Nice Pictures - gives great comparison - Let us know how they work out for you...


----------



## Patty (Mar 4, 2010)

Wow! That's a price that is do-able. Let us know how it is at night.


----------



## TundraRoo (Mar 9, 2010)

Thanks for bringing this up. I had been contemplating LED replacement lights to fit existing fixtures and reduce power consumption while dry camping and you beat me to it.


----------



## hottubwilly (May 3, 2008)

Added some color LED lights for my daughter in the rear slide room. She wanted one blue and one green. Makes for come cool lighting back there at night


----------



## Chabbie1 (Dec 3, 2006)

We just replaced all interior bulbs with these LED's:

36 LED's

They are plenty bright. So, now we only need to run 1 or 2 lights at a time. It is more of a pure white light.

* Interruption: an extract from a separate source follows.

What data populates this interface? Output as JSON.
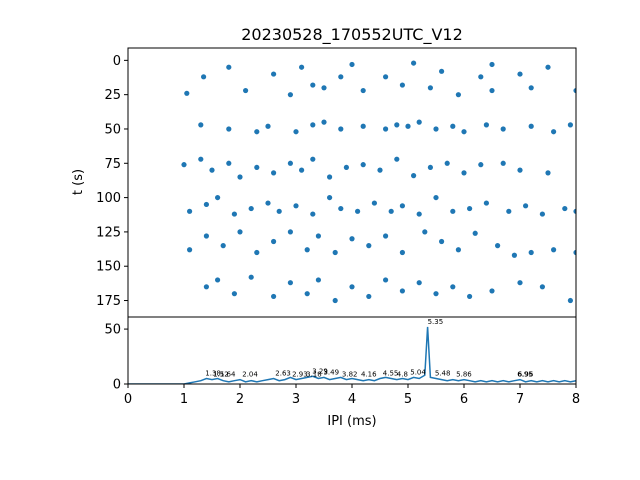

We replaced the outside lights with these LED's:

Outside lights

We haven't actually camped yet with them, so not sure if the outside ones are bright enough.

Will let you know soon!


----------



## Nathan (Jan 2, 2007)

Ok, so I had to get in on this one. I ordered some of the LED's mentioned by the OP and some that were super bright (best I can tell 4x the lumens. We'll try the dim ones over beds and the brighter in the main area and report the results.


----------